Over-the-horizon communication here refers to communication
performed via a radio wave propagation path using tropospheric
scattering or diffraction between antennas for transmission and
reception arranged away from each other over a long distance so
that one is unable to see the other. Over-the-horizon communication
is also referred to as over-the-horizon communication (OH
communication).
[0024] Note that radio wave communication over a short distance in
which one cannot see another simply due to an obstacle such as a
building or the like is distinguished from the over-the-horizon
communication described here. In over-the-horizon communication
using tropospheric scattering or diffraction, a transmission
antenna and a reception antenna are generally arranged away from
each other over a long distance by 100 km or longer. Since the
propagation loss of over-the-horizon communication is significantly
large, a large gain is necessary. Therefore, a radio wave
communication system generally needs to be formed by using a large
antenna having an aperture diameter of 3 meters or larger, a drive
circuit that supplies 30 W or more, and a reception antenna with
high sensitivity.
[0025] Over-the-horizon communication is used for application such
as TV broadcasting, alternative communication such as satellite
broadcasting, a disaster relief operation, broadband wireless
communication for deployment of the Maritime and Ground
Self-Defense Forces whose communication can be prepared quickly
compared to wired communication, Electronic Countermeasures (ECM),
or the like. Further, over-the-horizon communication is also used
for communication broadcasting to a plurality of remote islands
distributed in a wide range.
[0026] As described above, however, when over-the-horizon
communication is performed by using a parabolic antenna as a
transmission antenna, the range used for communication is limited
due to the sharp directivity. Therefore, the conventional
over-the-horizon communication has to be one-to-one communication
as illustrated in FIG. 1. Accordingly, a method for performing
over-the-horizon communication in a wider range will be considered
in the example embodiment below.
[0027] The example embodiments of the present invention will be
described below by using the drawings. Note that the present
invention is not limited to the example embodiment described below
and can be appropriately changed within the scope not departing
from the spirit of the present invention. Note that, in the
drawings, components having the same or corresponding functions are
labeled with the same references, and the description thereof may
be omitted or simplified.
First Example Embodiment
[0028] FIG. 2 is a diagram schematically illustrating a
configuration of a radio wave communication system using a radio
wave communication device according to a first example embodiment.

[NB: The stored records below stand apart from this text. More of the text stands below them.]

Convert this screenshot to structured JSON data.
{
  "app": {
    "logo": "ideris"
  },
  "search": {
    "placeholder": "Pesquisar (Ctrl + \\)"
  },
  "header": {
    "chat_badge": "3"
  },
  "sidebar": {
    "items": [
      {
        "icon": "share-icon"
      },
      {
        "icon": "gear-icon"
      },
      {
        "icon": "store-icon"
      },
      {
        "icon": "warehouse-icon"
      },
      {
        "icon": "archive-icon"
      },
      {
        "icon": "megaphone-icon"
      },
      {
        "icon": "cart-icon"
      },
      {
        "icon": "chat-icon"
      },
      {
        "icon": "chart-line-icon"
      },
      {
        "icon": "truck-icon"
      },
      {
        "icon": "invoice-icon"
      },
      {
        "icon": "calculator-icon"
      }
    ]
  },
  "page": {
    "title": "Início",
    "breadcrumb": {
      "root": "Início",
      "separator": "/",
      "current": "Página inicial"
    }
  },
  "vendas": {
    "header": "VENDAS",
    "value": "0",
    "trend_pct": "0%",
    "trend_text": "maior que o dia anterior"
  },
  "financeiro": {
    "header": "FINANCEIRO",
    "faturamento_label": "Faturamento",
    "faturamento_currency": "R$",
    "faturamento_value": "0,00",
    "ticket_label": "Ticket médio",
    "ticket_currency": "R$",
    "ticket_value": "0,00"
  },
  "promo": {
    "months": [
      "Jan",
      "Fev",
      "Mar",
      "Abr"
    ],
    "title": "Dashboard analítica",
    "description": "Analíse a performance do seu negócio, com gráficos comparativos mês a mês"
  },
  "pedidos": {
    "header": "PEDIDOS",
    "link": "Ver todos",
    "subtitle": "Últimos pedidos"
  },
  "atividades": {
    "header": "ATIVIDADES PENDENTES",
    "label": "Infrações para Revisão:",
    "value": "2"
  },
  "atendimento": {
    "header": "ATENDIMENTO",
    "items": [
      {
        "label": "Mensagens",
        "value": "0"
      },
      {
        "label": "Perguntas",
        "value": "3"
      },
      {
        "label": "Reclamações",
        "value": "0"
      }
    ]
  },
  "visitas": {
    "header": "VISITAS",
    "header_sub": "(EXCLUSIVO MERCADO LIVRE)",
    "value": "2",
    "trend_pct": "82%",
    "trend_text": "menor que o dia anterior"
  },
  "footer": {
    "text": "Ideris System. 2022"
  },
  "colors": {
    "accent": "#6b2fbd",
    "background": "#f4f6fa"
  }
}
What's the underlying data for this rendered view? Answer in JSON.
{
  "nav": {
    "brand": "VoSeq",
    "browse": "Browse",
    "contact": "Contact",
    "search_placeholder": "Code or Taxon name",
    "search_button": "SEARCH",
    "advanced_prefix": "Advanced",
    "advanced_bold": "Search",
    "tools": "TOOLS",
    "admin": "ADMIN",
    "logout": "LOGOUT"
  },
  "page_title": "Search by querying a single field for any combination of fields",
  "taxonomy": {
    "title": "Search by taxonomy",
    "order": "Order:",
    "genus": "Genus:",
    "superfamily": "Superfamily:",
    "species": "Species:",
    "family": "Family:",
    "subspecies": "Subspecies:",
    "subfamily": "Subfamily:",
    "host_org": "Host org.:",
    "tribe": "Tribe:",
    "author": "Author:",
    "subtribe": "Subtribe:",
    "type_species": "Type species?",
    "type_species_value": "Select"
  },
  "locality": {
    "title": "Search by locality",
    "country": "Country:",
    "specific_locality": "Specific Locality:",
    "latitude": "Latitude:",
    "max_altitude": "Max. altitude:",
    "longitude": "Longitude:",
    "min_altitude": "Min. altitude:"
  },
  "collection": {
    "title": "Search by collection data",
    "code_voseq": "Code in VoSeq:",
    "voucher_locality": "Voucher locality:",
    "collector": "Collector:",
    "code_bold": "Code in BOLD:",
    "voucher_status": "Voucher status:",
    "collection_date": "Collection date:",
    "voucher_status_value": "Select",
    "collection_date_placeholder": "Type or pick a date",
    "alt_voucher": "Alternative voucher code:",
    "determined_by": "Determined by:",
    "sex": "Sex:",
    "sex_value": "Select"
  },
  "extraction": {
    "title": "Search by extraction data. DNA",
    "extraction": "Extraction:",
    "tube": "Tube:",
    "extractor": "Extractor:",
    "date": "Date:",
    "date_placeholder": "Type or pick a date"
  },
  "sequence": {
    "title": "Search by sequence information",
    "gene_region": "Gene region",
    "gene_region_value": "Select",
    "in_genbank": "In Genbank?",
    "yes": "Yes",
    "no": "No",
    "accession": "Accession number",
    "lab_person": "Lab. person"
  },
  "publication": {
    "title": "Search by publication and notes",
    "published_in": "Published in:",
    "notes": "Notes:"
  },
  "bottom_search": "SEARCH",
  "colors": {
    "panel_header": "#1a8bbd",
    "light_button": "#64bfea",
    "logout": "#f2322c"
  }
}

The radio wave communication device of the present example
embodiment arranged in a transmitting station illustrated in the
center of FIG. 2 has a transmission antenna 10. The transmitting
station uses the transmission antenna 10 and performs
over-the-horizon communication using tropospheric scattering or
diffraction with a reception antenna 20 arranged in a receiving
station at a long distance where one cannot see another.
[0029] FIG. 3A to FIG. 5B are diagrams each illustrating a
directivity of the transmission antenna 10 provided in the radio
wave communication device according to the first example
embodiment. Each directivity illustrated in FIG. 3A to FIG. 5B is
calculated by a simulation, and each absolute gain (dBi) calculated
when an isotropic antenna is used as a reference is represented.
The frequency of a radio wave used for over-the-horizon
communication is 1000 MHz.
[0030] Each of FIG. 3A, FIG. 3B, FIG. 4A, and FIG. 4B illustrates a
simulation result of a directivity when the transmission antenna 10
is a dipole type antenna. Each of FIG. 3A and FIG. 3B illustrates
the directivity of the transmission antenna 10 when a plurality of
vertically polarized dipole elements are used, and each of FIG. 4A
and FIG. 4B illustrates the directivity of the transmission antenna
10 when a single vertically polarized dipole element is used.
Vertical polarization here means that an oscillation direction of
the electric field output from the dipole element is perpendicular
to the ground surface. FIG. 3A and FIG. 4A each illustrate a
directivity pattern in the horizontal plane, and FIG. 3B and FIG.
4B each illustrate a directivity pattern in the vertical plane.
[0031] Unlike a parabolic antenna, the directivity of the
transmission antenna 10 of the present example embodiment in the
horizontal plane is not sharp as illustrated in FIG. 3A and FIG.
4A. Therefore, according to the dipole type transmission antenna 10
described above, over-the-horizon communication can be performed
over a wider range. In particular, when the transmission antenna 10
is formed by using a vertically polarized dipole element, a
directivity pattern of a beam in the horizontal plane is
substantially non-directional. Further, with a dipole type antenna,
it is also possible to adjust the directivity by arranging a
reflector.
[0032] By forming an array antenna such as a series-connected
collinear array antenna by using more dipole elements, it is
possible to obtain a non-directional antenna having a higher gain.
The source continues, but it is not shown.